In each of these cases, the iron(II)/ iron(III) activity ratio is larger because the complexes of
iron(III) with chloride, sulfate, and phosphate ions are more stable than those of iron(II);
thus, the ratio of the species concentrations, [Fe2+]/[Fe3+], in the Nernst equation is greater
than unity and the measured potential is less than the standard potential.
Iron(III) forms FeCl2+ and FeCl2+, Fe(SO4)+, Fe(SO4)2-, and FePO4(aq).
Some times we know all the formation constants for these complexes and the important
concentrations and can make appropriate corrections. Enter FREQC. In other cases we
manipulate the system to eliminate as many problems as possible
There are also times when we can use is same phenomena to our benefit.
Suppose we have a redox system with two analytes that have nearly identical half cell
potentials.

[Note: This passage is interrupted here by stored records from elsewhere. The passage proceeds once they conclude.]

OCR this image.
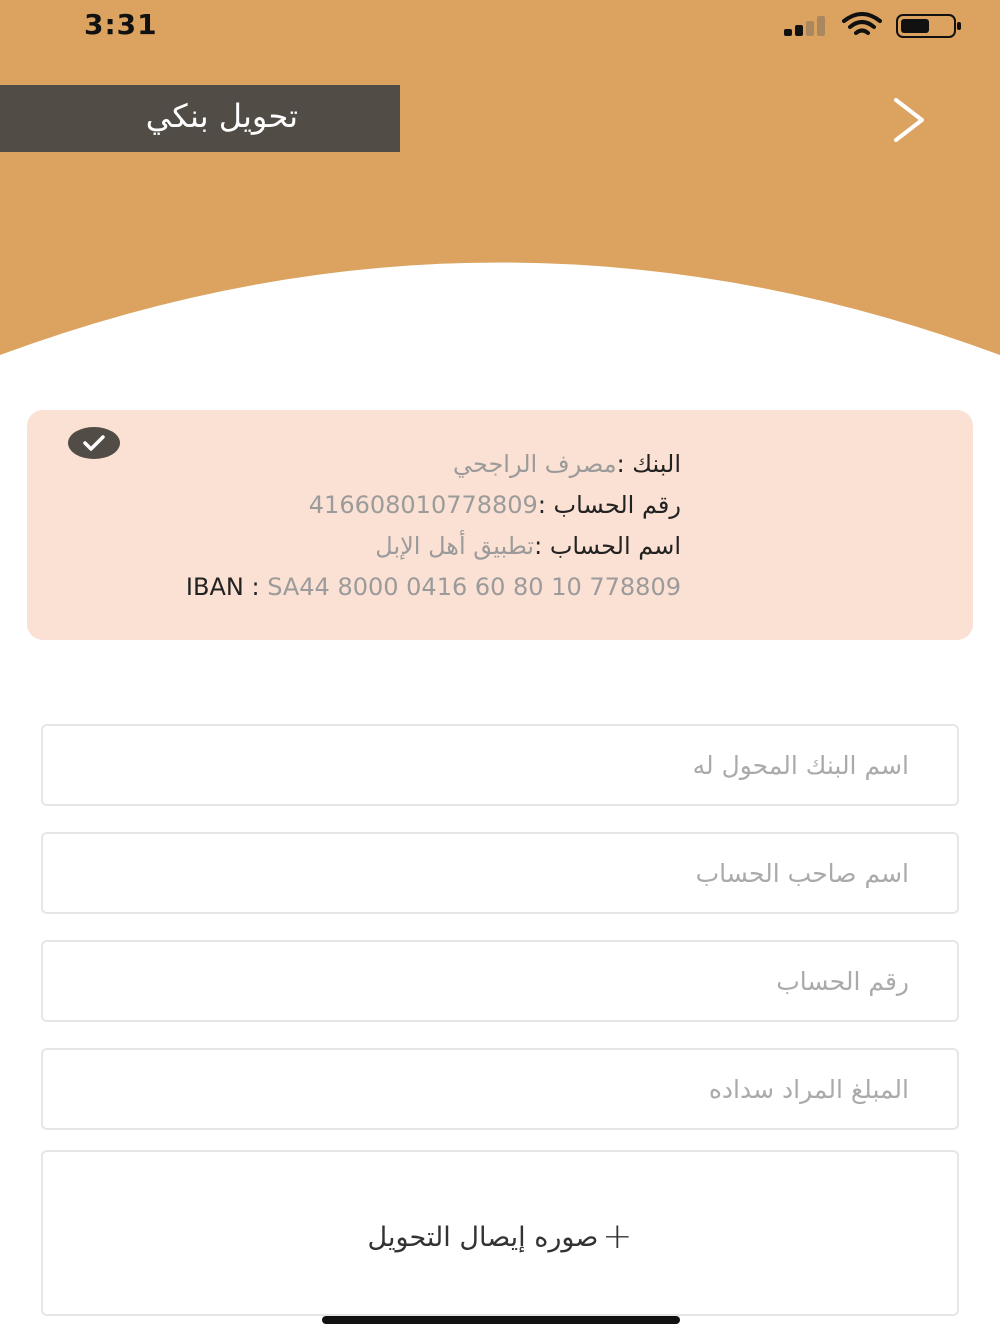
3:31
تحويل بنكي
البنك :مصرف الراجحي
رقم الحساب :416608010778809
اسم الحساب :تطبيق أهل الإبل
IBAN : SA44 8000 0416 60 80 10 778809
اسم البنك المحول له
اسم صاحب الحساب
رقم الحساب
المبلغ المراد سداده
+صوره إيصال التحويل
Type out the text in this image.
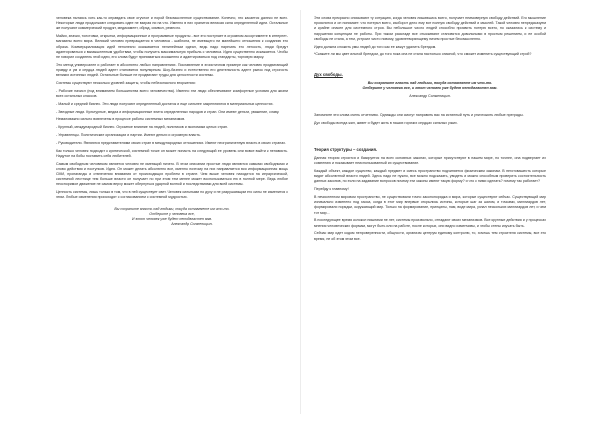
человека пытаясь хоть как-то оправдать свое огучное и порой безсмысленное существование. Конечно, это касается далеко не всех. Некоторые люди продолжают следовать идее не взирая ни на что. Именно в них хранится великая сила определенной идеи. Остальные же получают коммерческий продукт, медикамент, обряд, символ, ремесло.

Майки, значки, толстовки, открытки, информационные и программные продукты - все это поступает в огромном ассортименте в интернет-магазины всего мира. Великий человек превращается в человека - шаблона, не имеющего ни малейшего отношения к созданию его образа. Коммерциализация идей неполезно оказывается нелинейным идеал, ведь надо нарезать его легкость, люди бредут адаптироваться к вымышленным удобствам, чтобы получить максимальную прибыль с человека. Идея существенно искажается. Чтобы не говорил создатель этой идеи, его слова будут приниматься искаженно и адаптироваться под стандарты, торговую марку.

Это метод универсален и работает в абсолютно любых направлениях. Поклавление в эгоистичном примере как человек продвигающий правду и ум и сердца людей адепт становится популярным. Шоу-бизнес и естественно его деятельность адепт рынок под строгость великих истинных людей. Остальные больше не продвигают труды для целостности системы.

Системы существуют несколько уровней защиты, чтобы небезопасного вторжения:

- Рабочие начисл (под вниманием большинства всего человечества). Именно эти люди обеспечивают комфортные условия для жизни всех остальных классов.

- Малый и средний бизнес. Эти люди получают определенный достаток и еще сильнее закрепляются в материальных ценностях.

- Звездные люди. Культурные, медиа и информационные элита определенных народов и стран. Они имеют деньги, уважение, славу.

Немаловажно сильно вовлечены в процессе работы системных механизмов.

- Крупный, международный бизнес. Огромное влияние на людей, политиков и экономики целых стран.

- Управленцы. Политические организации и партии. Имеют деньги и огромную власть.

- Руководители. Являются представителями своих стран в международных отношениях. Имеют неограниченную власть в своих странах.

Как только человек подходит к критической, системной точке он может попасть на следующий ее уровень или вовсе выйти к ненависть. Надутое на бобы поставить себя любителей.

Самым свободным человеком является человек не имеющий ничего. В этом описании простые люди являются самыми свободными и слово действия и поступков. Идея. Он может делать абсолютно все, именно поэтому на них направляется вся информационная мощь СМИ, пропаганды и отвлечения внимания от происходящих проблем в стране. Чем выше человек находится на иерархической, системной лестнице тем больше власти он получает но при этом тем менее может воспользоваться ею в полной мере. Ведь любое неоспоримое движение не самом верху может обернуться ударной волной и последствиями для всей системы.

Ценность системы, лишь только в том, что в ней существует свет. Человек сильными по духу и не разрушающим его силы не изменится с этим. Любые изменения происходят с согласованием с системной мудростью.

Вы сохраните власть над людьми, покуда оставляете им что-то.

Отберите у человека все,

И этот человек уже будет неподвластен вам.

Александр Солженицын.

Эти слова прекрасно описывают ту ситуацию, когда человек лишившись всего, получает неимоверную свободу действий. Его мышление прояснится и он понимает: что потерял всего, изоборот дело ему вот полную свободу действий и мыслей. Такой человек непредсказуем и крайне опасен для системного строя. Вы небольшое число людей способно проявить потерю всего, но оказались к систему и нарушении концепции не работы. При таком раскладе все отыскивают становятся довольными в простым решением, и ее особой свободы не стала, а тем, устроил чисто новому, удовлетворяющему ничем простые бессмысленно.

Идея должна сложить умы людей до того как ее кажут удалить брендом.

*Скажите ли мы цвет ильной брендом, до того пока она не стала настолько опасной, что сможет изменить существующий строй?

Дух свободы.

Вы сохраните власть над людьми, покуда оставляете им что-то.

Отберите у человека все, и этот человек уже будет неподвластен вам.

Александр Солженицын.

Запомните эти слова очень отчетливо. Однажды они смогут направить вас на истинный путь и уничтожить любые преграды.

Дух свободы всегда жил, живет и будет жить в наших горячих сердцах сильных узких.

Теория структуры – создания.

Данная теория строится и базируется на всех основных законах, которые присутствуют в нашем мире, но точнее, она подвергает их сомнению и показывает неиспользованный их существование.

Каждый объект, каждое существо, каждый предмет и смесь пространство подчиняется физическим законам. В неготовашесть которые видят абсолютной власти людей. Здесь надо не нужно, все можно подсказать, увидеть и можно способным проверить состоятельность данных законов, но если на задавание вопросов почему эти законы имеют такую форму? и что с ними сделать? почему так работает?

Перейду к главному!

В нечисленном мировом пространство, не существовали точно законопорядка и мира, которые существуют сейчас. Существующий мир изначально изменено под хаоса, когда в этот мир впервые открылись истины, которые шаг за шагом, и точками, миллиардов лет, формировали порядки, окружающий мир. Только на формирование, принципы, нам, виде мира, узнал нескольких миллиардов лет, и чем тот мир...

В последующее время колокол нишними не лет, системы произвольно, отпадают своих механизмов. Все крупные действия и у процессах мнения человеческих формам, могут быть или на работе, после которых, они видно изменчивы, и чтобы стены изучать быть.

Сейчас мир идет кодом непроверенности, общности, организм центрум единому контролю, то, хочешь тем строителя системы, все это время, не об этом этом все.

Trying to analyze them simultaneously will lead to a mess.
One solution is the physical separation of the two systems, but that can be very time
consuming and lead to errors in the analysis due to lost analyte.
If possible a better solution is to add a “buffer” – a substance that reacts with one redox
couple differently that the other which shifts the cell potentials away from each other.
The buffer could involve complex ion formation, acid formation, or activity coefficient
changes.
We will see how this is used when we talk about polarography.